Congratulations to this years PGSG award winners

We are pleased to announce this year’s winners of Political Geography Specialty Group awards. Typically these announcements are made at the annual PGSG business meeting, which we unfortunately were not be able to hold this year. Congratulations to all of our winners

 

Student Awards

Political Geography Undergraduate Student Paper Award

 Sara Kaminski  James Madison University  A Historical and Cartographic Association between the British Colonization of Burma and the Rohingya Crisis in the Modern Day Myanmar”

Graduate Student Paper Award Winners

Hilary Faxon, Cornell University “Performing Property After Authoritarian Rule”

Jonghee Lee-Caldararo, University of Kentucky “Micropolitics of sleepless in Seoul: Understanding South Korean young adults’ nighttime practices at 24-hour-cafés through Foucault’s conceptualization of governmentality”

Alexander Murphy Dissertation Enhancement Award

Jenny McGibbon Ohio State The Anti-trafficking Movement and the Impact of SESTA/FOSTA on the U.S. Sex Industry.

Non Student Awards

Stanley Brunn Young Scholar Award

Andrew Curley University of North Carolina Chapel Hill

From the nomination letter:

Andrew, though a junior scholar, is a leader in the theorization of environmental questions through the lens of Indigenous sovereignty, and I expect him to have an outsized impact on the discipline through contributions to Indigenous geographies, development geographies, and resource geographies. Sovereignty and territory are at the heart of political geography, and yet little of our work has really grappled with what sovereignty means to Indigenous scholars. This is a tremendous weakness, and one that Andrew has taken up with insight, empirical work, and compelling theoretical arguments.

 

Julian Minghi Distinguished Book Award

Lindsay Naylor, University of Delaware, Fair Trade Rebels Coffee Production and Struggles for Autonomy in Chiapas. Minneapolis: University of Minnesota Press, 2019.

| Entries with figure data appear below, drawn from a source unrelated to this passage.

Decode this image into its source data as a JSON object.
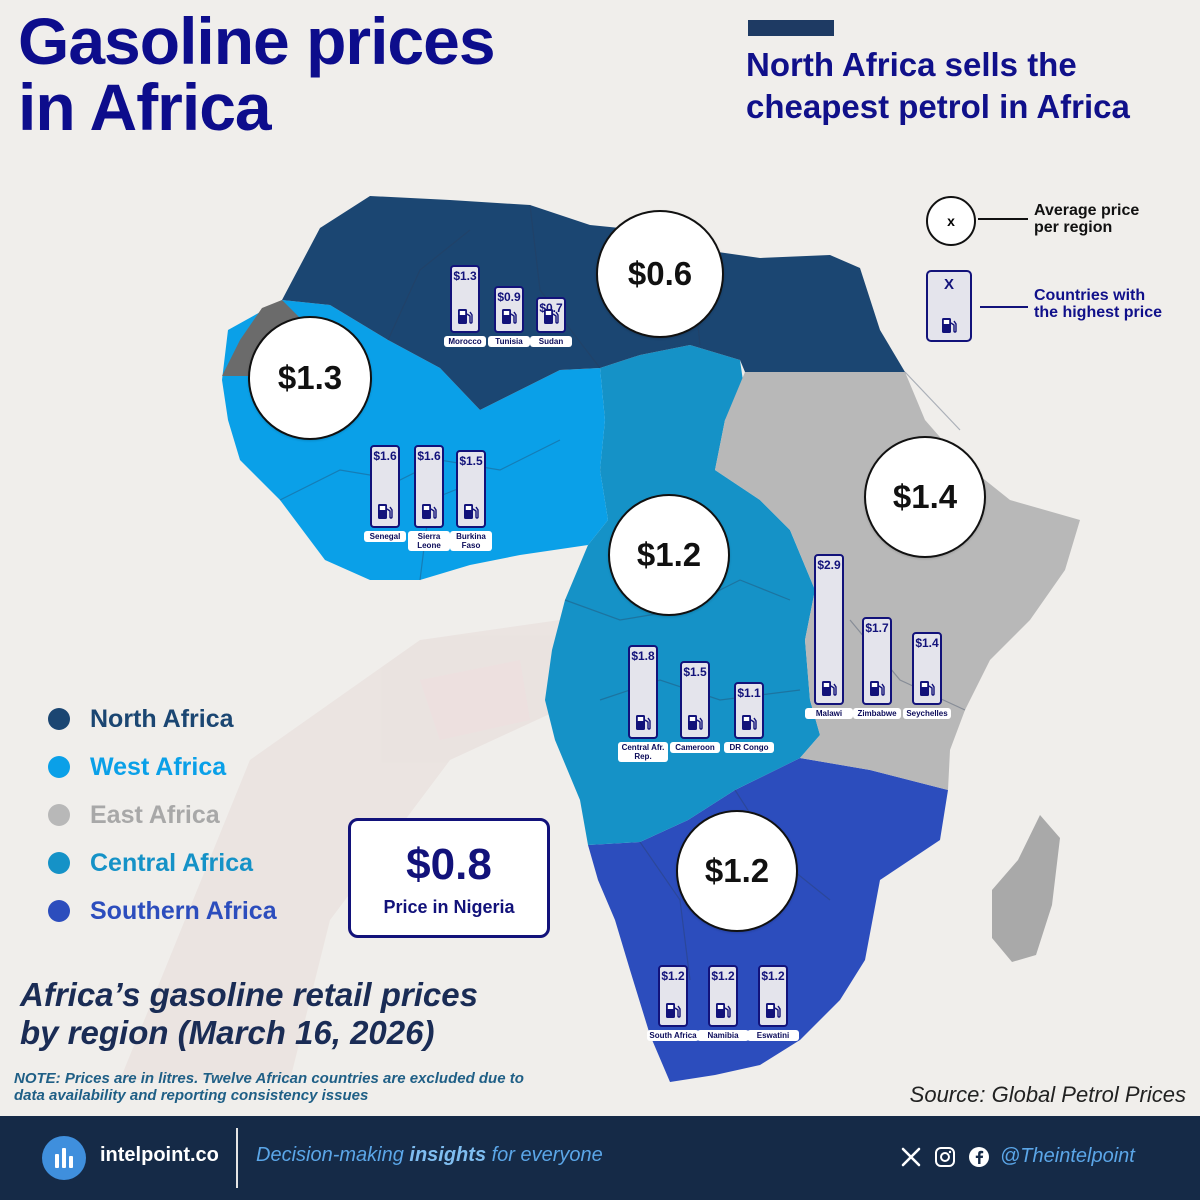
{
  "header": {
    "title_line1": "Gasoline prices",
    "title_line2": "in Africa",
    "subhead_line1": "North Africa sells the",
    "subhead_line2": "cheapest petrol in Africa"
  },
  "colors": {
    "north": "#1b4672",
    "west": "#0aa0e8",
    "east": "#b8b8b8",
    "central": "#1592c7",
    "southern": "#2c4dbd",
    "madagascar": "#a9a9a9",
    "navy": "#12127a"
  },
  "key": {
    "circle_symbol": "x",
    "circle_label_line1": "Average price",
    "circle_label_line2": "per region",
    "bar_symbol": "X",
    "bar_label_line1": "Countries with",
    "bar_label_line2": "the highest price",
    "bar_icon": "fuel-pump-icon"
  },
  "regions": [
    {
      "key": "north",
      "name": "North Africa",
      "average": "$0.6",
      "average_value": 0.6
    },
    {
      "key": "west",
      "name": "West Africa",
      "average": "$1.3",
      "average_value": 1.3
    },
    {
      "key": "east",
      "name": "East Africa",
      "average": "$1.4",
      "average_value": 1.4
    },
    {
      "key": "central",
      "name": "Central Africa",
      "average": "$1.2",
      "average_value": 1.2
    },
    {
      "key": "southern",
      "name": "Southern Africa",
      "average": "$1.2",
      "average_value": 1.2
    }
  ],
  "countries": [
    {
      "region": "north",
      "name": "Morocco",
      "label": "$1.3",
      "value": 1.3
    },
    {
      "region": "north",
      "name": "Tunisia",
      "label": "$0.9",
      "value": 0.9
    },
    {
      "region": "north",
      "name": "Sudan",
      "label": "$0.7",
      "value": 0.7
    },
    {
      "region": "west",
      "name": "Senegal",
      "label": "$1.6",
      "value": 1.6
    },
    {
      "region": "west",
      "name": "Sierra Leone",
      "label": "$1.6",
      "value": 1.6
    },
    {
      "region": "west",
      "name": "Burkina Faso",
      "label": "$1.5",
      "value": 1.5
    },
    {
      "region": "central",
      "name": "Central Afr. Rep.",
      "label": "$1.8",
      "value": 1.8
    },
    {
      "region": "central",
      "name": "Cameroon",
      "label": "$1.5",
      "value": 1.5
    },
    {
      "region": "central",
      "name": "DR Congo",
      "label": "$1.1",
      "value": 1.1
    },
    {
      "region": "east",
      "name": "Malawi",
      "label": "$2.9",
      "value": 2.9
    },
    {
      "region": "east",
      "name": "Zimbabwe",
      "label": "$1.7",
      "value": 1.7
    },
    {
      "region": "east",
      "name": "Seychelles",
      "label": "$1.4",
      "value": 1.4
    },
    {
      "region": "southern",
      "name": "South Africa",
      "label": "$1.2",
      "value": 1.2
    },
    {
      "region": "southern",
      "name": "Namibia",
      "label": "$1.2",
      "value": 1.2
    },
    {
      "region": "southern",
      "name": "Eswatini",
      "label": "$1.2",
      "value": 1.2
    }
  ],
  "nigeria": {
    "value": "$0.8",
    "label": "Price in Nigeria"
  },
  "caption_line1": "Africa’s gasoline retail prices",
  "caption_line2": "by region (March 16, 2026)",
  "note_line1": "NOTE: Prices are in litres. Twelve African countries are excluded due to",
  "note_line2": "data availability and reporting consistency issues",
  "source": "Source: Global Petrol Prices",
  "footer": {
    "site": "intelpoint.co",
    "tagline_pre": "Decision-making ",
    "tagline_bold": "insights",
    "tagline_post": " for everyone",
    "handle": "@Theintelpoint",
    "social_icons": [
      "x-logo-icon",
      "instagram-icon",
      "facebook-icon"
    ]
  }
}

From the Nomination Letter:

This book provides an empirically grounded analysis of the diverse economic and agricultural practices of indigenous coffee producers in resistance as they play out in self-declared autonomous communities in highland Chiapas; such practices are enacted as a struggle for dignified livelihoods. Fair Trade Rebels draws on stories and experiences coming from the highlands based in interaction with the fair trade certified marketplace and state violence. In five substantive chapters, this book covers the racialized and historical underpinnings of coffee production and rebel autonomy in the highlands of Chiapas, deconstructs development and common binaries associated with fair trade certification, considers the possibilities of being in common, and evaluates actually existing food sovereignty and diverse economic exchanges.

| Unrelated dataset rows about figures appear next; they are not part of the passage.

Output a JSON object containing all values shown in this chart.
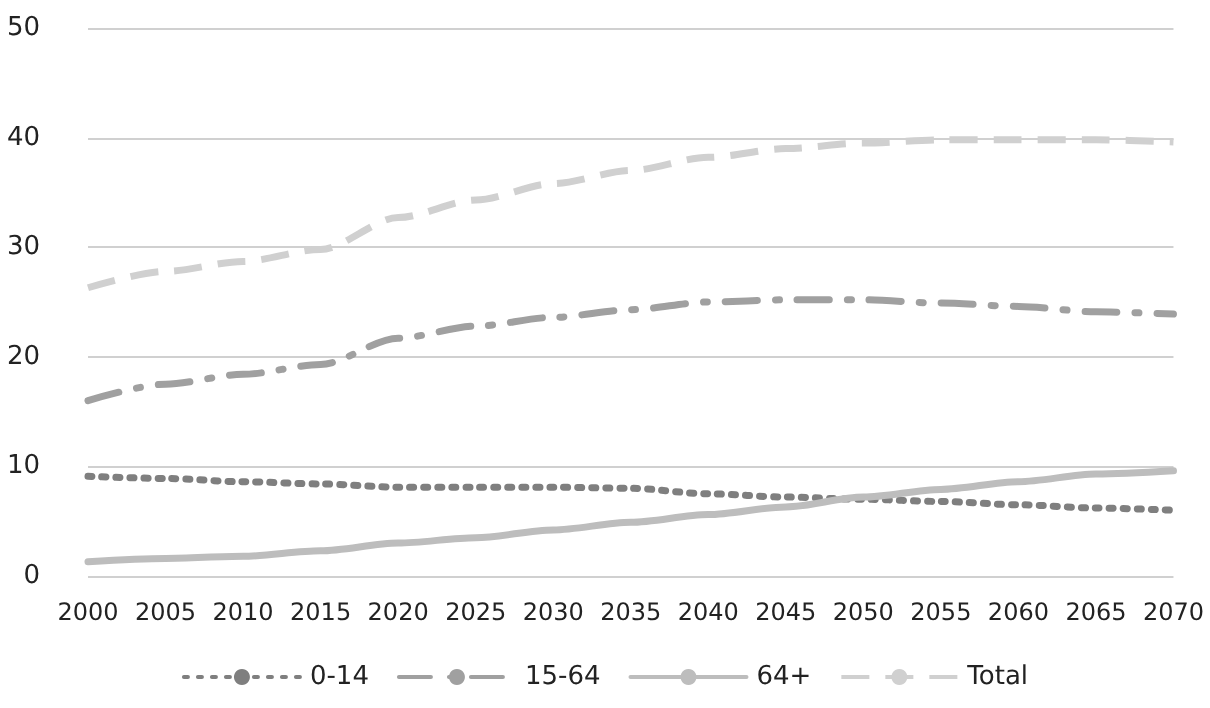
{
  "chart_data": {
    "type": "line",
    "categories": [
      "2000",
      "2005",
      "2010",
      "2015",
      "2020",
      "2025",
      "2030",
      "2035",
      "2040",
      "2045",
      "2050",
      "2055",
      "2060",
      "2065",
      "2070"
    ],
    "series": [
      {
        "name": "0-14",
        "color": "#7f7f7f",
        "line_style": "dotted",
        "values": [
          9.1,
          8.9,
          8.6,
          8.4,
          8.1,
          8.1,
          8.1,
          8.0,
          7.5,
          7.2,
          7.0,
          6.8,
          6.5,
          6.2,
          6.0
        ]
      },
      {
        "name": "15-64",
        "color": "#a0a0a0",
        "line_style": "dashdot",
        "values": [
          16.0,
          17.5,
          18.4,
          19.3,
          21.7,
          22.8,
          23.6,
          24.3,
          25.0,
          25.2,
          25.2,
          24.9,
          24.6,
          24.1,
          23.9
        ]
      },
      {
        "name": "64+",
        "color": "#bdbdbd",
        "line_style": "solid",
        "values": [
          1.3,
          1.6,
          1.8,
          2.3,
          3.0,
          3.5,
          4.2,
          4.9,
          5.6,
          6.3,
          7.2,
          7.9,
          8.6,
          9.3,
          9.6
        ]
      },
      {
        "name": "Total",
        "color": "#d0d0d0",
        "line_style": "dashed",
        "values": [
          26.3,
          27.8,
          28.7,
          29.8,
          32.7,
          34.3,
          35.8,
          37.0,
          38.2,
          39.0,
          39.5,
          39.8,
          39.8,
          39.8,
          39.6
        ]
      }
    ],
    "ylim": [
      0,
      50
    ],
    "yticks": [
      0,
      10,
      20,
      30,
      40,
      50
    ],
    "grid": "y",
    "legend": "bottom",
    "marker": "none"
  }
}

The University of Minnesota Press has made the first chapter of this book available. It can be found here: https://manifold.umn.edu/projects/fair-trade-rebels

Virginie Mamadouh Outstanding Research Award

Kate Coddington University at Albany, State University of New York

The slow violence of life without cash: borders, state restrictions, and exclusion in the U.K. and Australia. Geographical Review. 109 (4): 527-543.

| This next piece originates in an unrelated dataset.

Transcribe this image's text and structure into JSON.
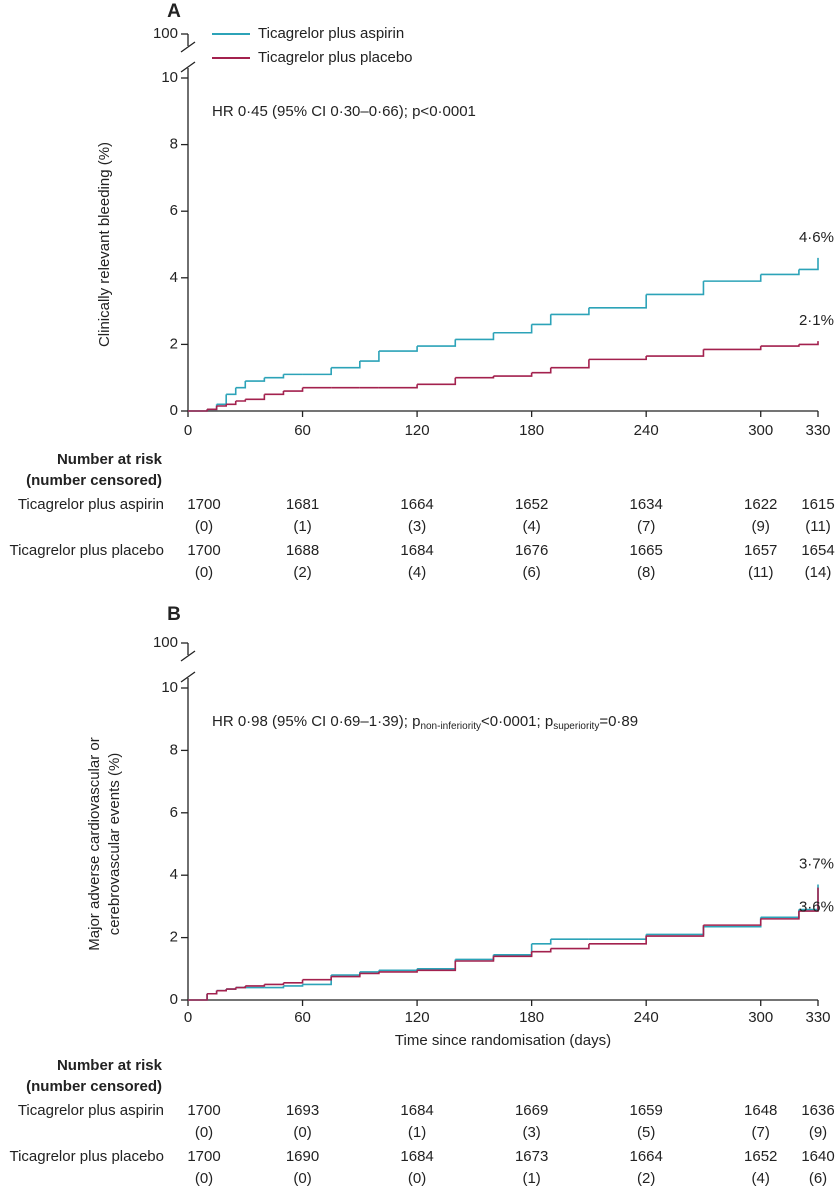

The Geographical Review has generously opened access to this article in celebration of this award. It can be found here: https://www.tandfonline.com/doi/full/10.1111/gere.12332

 

Richard Morrill Public Outreach Award

Austin Kocher, Transactional Research Access Clearinghouse, Syracuse University

From the nomination letter

Dr. Austin Kocher is currently a faculty fellow at the Transactional Research Access Clearinghouse (TRAC) at Syracuse University. He graduated from the Ohio State University in 2017 with a PhD in Geography. Trained as a legal and political geographer, his research focuses on the intersection of law, space, and immigration. While attending the Ohio State, Austin co-founded the Central Ohio Worker Center (COWC), an NGO which advocates with and for workers and immigrants in Central Ohio, combating wage theft, defending immigrants at risk of deportation, and educating workers to the benefits of collective action. Austin worked with the COWC for five years, and in his own words “We created the COWC to fill the heartbreaking lack of advocacy and organizing with undocumented immigrants and un-unionized workers living in Columbus. As a team, we worked hard to stop deportations, return stolen wages to workers, and build a viable organization.” […] Austin’s current work at TRAC is published in numerous major news outlets (such as the WSJ, NYT, the Hill, and CBS News), educating the public on the reality of immigration patterns, the asylum process, and deportation. In addition to a robust scholarly publication record, Austin frequently publishes articles and op-eds for non-academic outlets on a number of topics, from immigration to non-violence in the era of Trump.